Ils sont de retour, et ils veulent votre cerveau. C’est, du moins, l’objectif des publicitaires de chez HP : recréer la folie autour de leur tablette mobile, la Touchpad, qui a été propulsée au sommet des ventes la semaine dernière.

Enfin, « ventes », c’est un peu trop dire. Le cout que HP avait fixé pour se « débarrasser » des tablettes était de 100 dollars américains, ce qui veut dire que l’entreprise vendait à perte. Les spécialistes calculent que, juste en tenant compte des couts de fabrication, c’est-à-dire, des composants et du matériel, une tablette HP de 16 Gb représente un investissement d’au moins 300 dollars américains. L’entreprise vendait donc sa tablette 200 dollars moins cher, sans tenir compte des couts de main-d’œuvre et de distribution.

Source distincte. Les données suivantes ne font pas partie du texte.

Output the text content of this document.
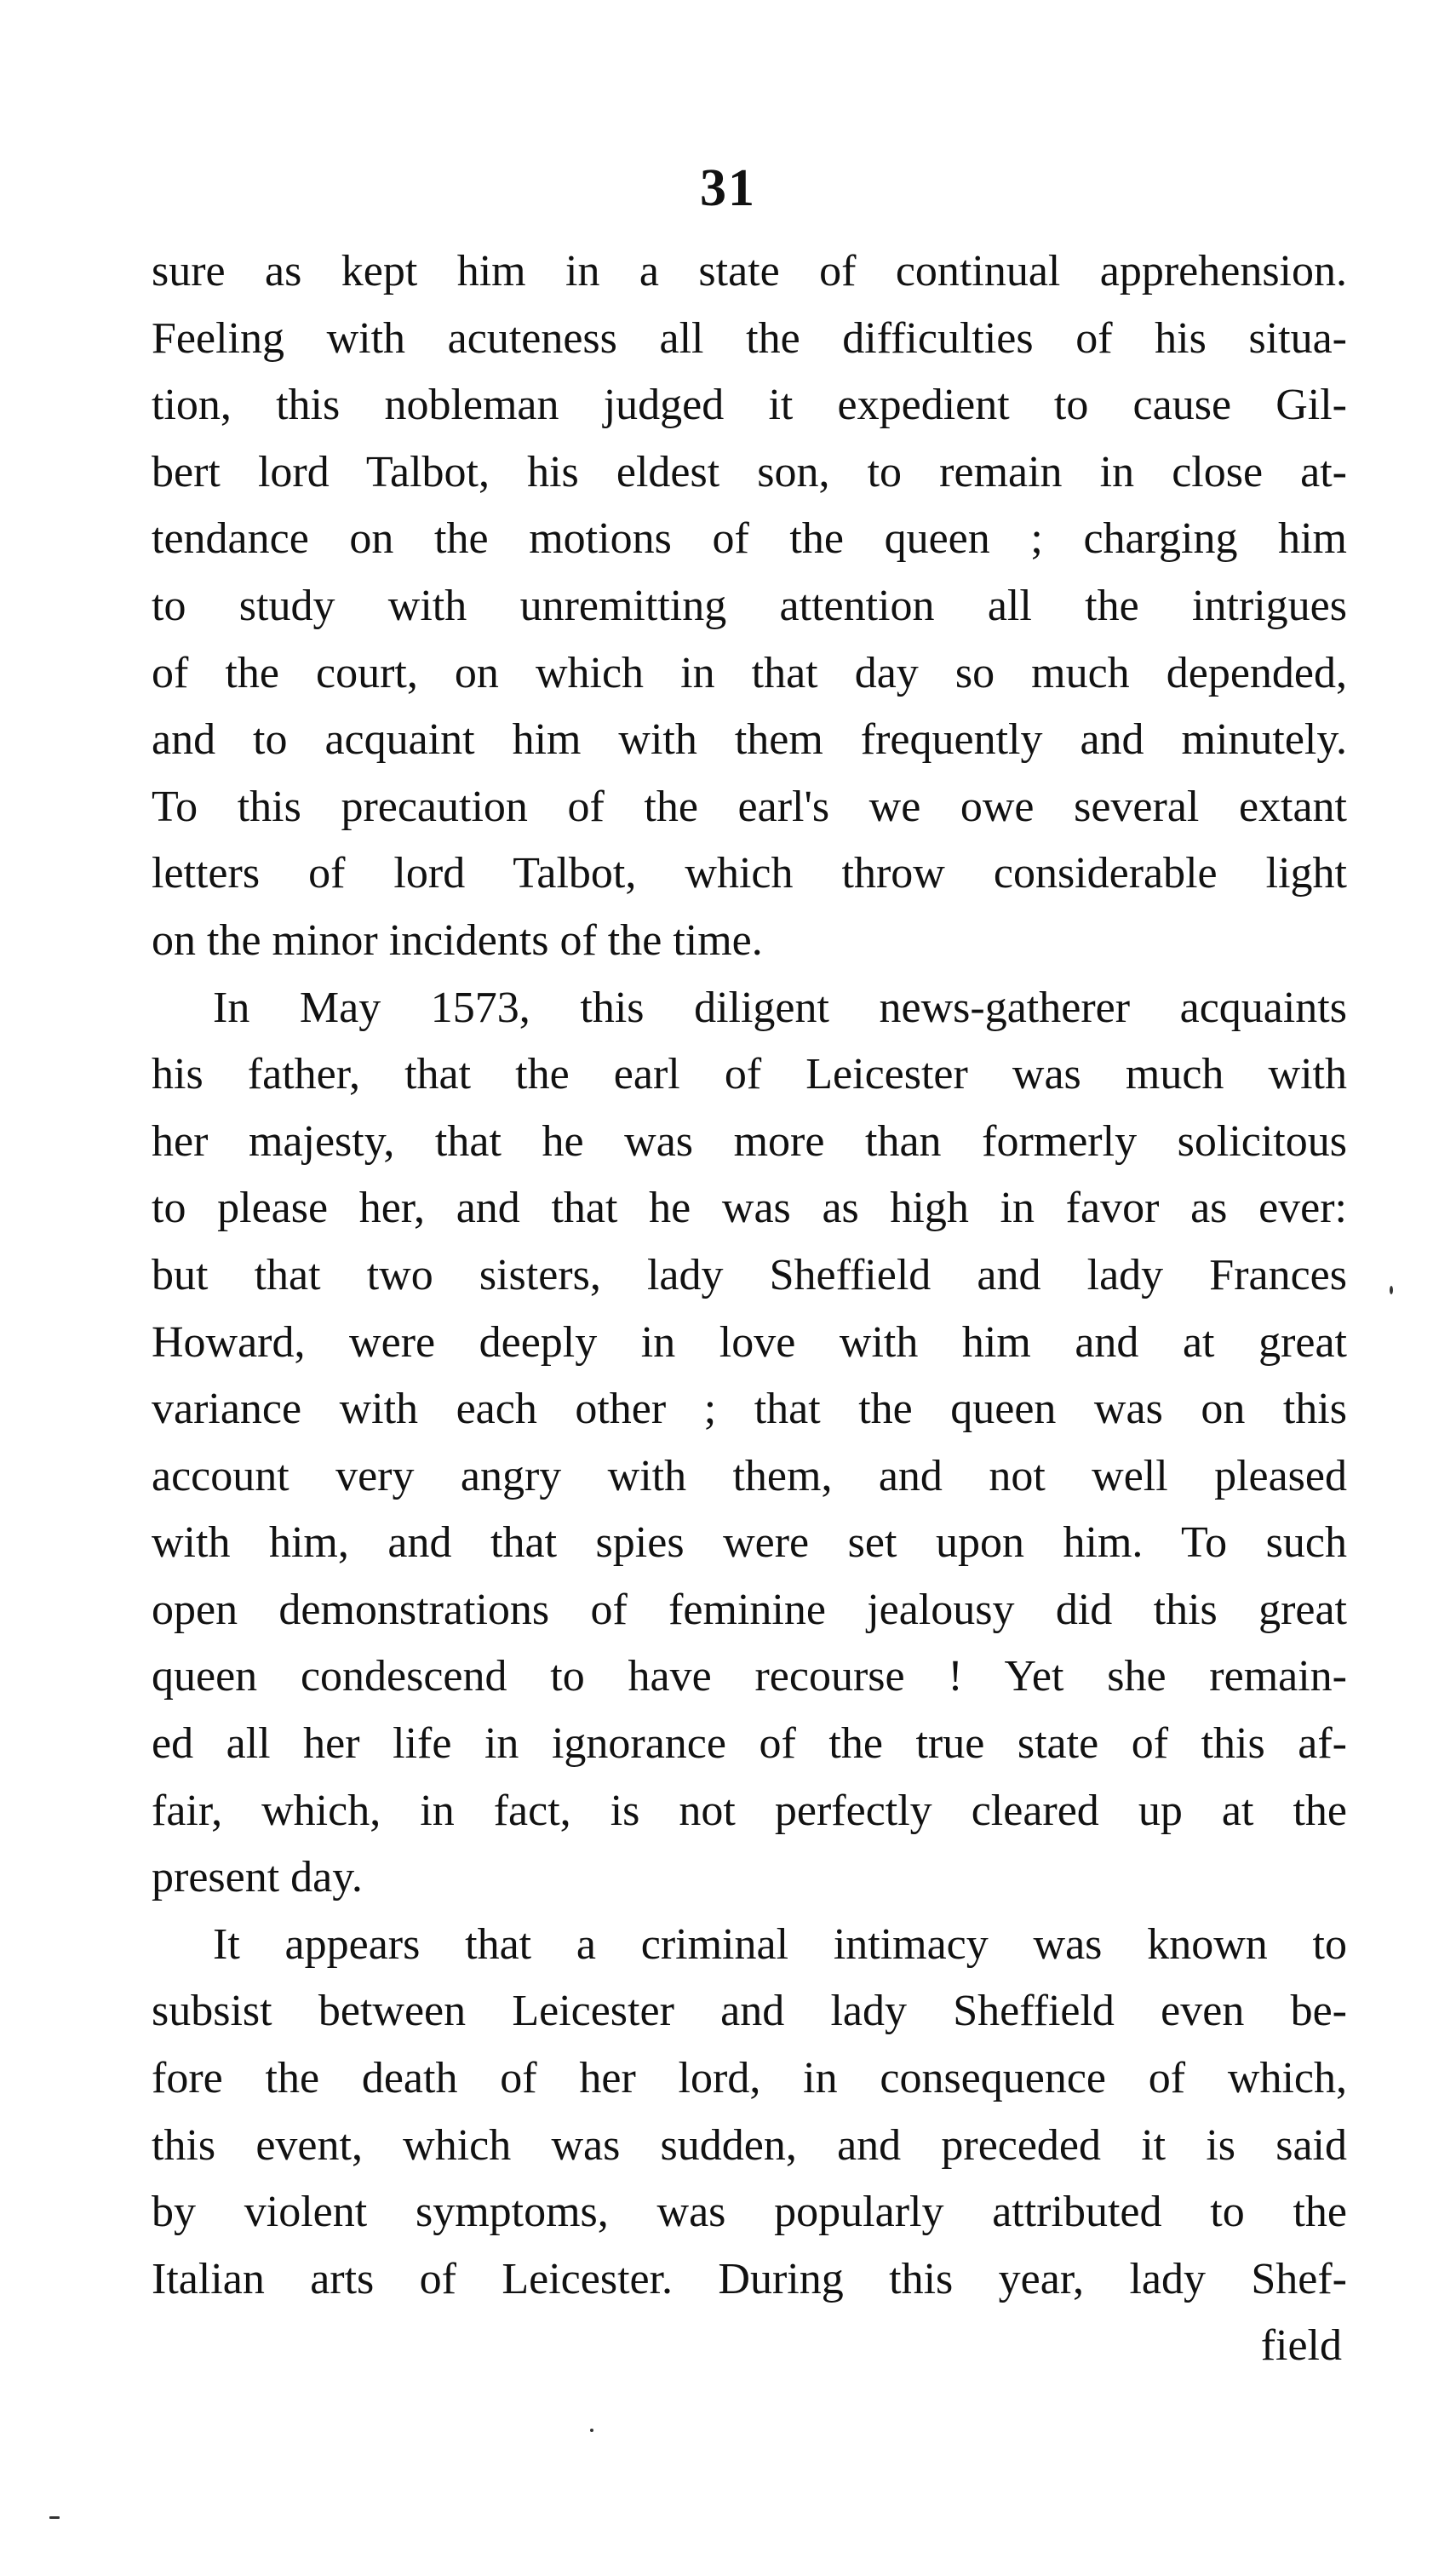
31
sure as kept him in a state of continual apprehension.
Feeling with acuteness all the difficulties of his situa-
tion, this nobleman judged it expedient to cause Gil-
bert lord Talbot, his eldest son, to remain in close at-
tendance on the motions of the queen ; charging him
to study with unremitting attention all the intrigues
of the court, on which in that day so much depended,
and to acquaint him with them frequently and minutely.
To this precaution of the earl's we owe several extant
letters of lord Talbot, which throw considerable light
on the minor incidents of the time.
In May 1573, this diligent news-gatherer acquaints
his father, that the earl of Leicester was much with
her majesty, that he was more than formerly solicitous
to please her, and that he was as high in favor as ever:
but that two sisters, lady Sheffield and lady Frances
Howard, were deeply in love with him and at great
variance with each other ; that the queen was on this
account very angry with them, and not well pleased
with him, and that spies were set upon him. To such
open demonstrations of feminine jealousy did this great
queen condescend to have recourse ! Yet she remain-
ed all her life in ignorance of the true state of this af-
fair, which, in fact, is not perfectly cleared up at the
present day.
It appears that a criminal intimacy was known to
subsist between Leicester and lady Sheffield even be-
fore the death of her lord, in consequence of which,
this event, which was sudden, and preceded it is said
by violent symptoms, was popularly attributed to the
Italian arts of Leicester. During this year, lady Shef-
field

Ceci rajoute encore une couche à la stratégie de communication de l’entreprise, qui a été très approximative dernièrement. Plus personne n’arrive à suivre, on a du mal à comprendre ce que HP veut faire et quels sont ses projets. Les actionnaires doivent être très confus avec cette démarche hasardeuse et déboussolée.

Il y a deux semaines, HP affirmait qu’elle voulait arrêter net sa production de technologie mobile, comme les téléphones intelligents Veer et Pre 3. Soudain, elle affirme aussi ne plus vouloir concurrencer l’iPad, annonçant que sa tablette, la Touchpad, ne serait plus fabriquée. Ceci seulement 49 jours après l’avoir mise au marché. Les rumeurs parlaient de centaines de milliers d’appareils stockés dans les boutiques sans trouver d’acheteur.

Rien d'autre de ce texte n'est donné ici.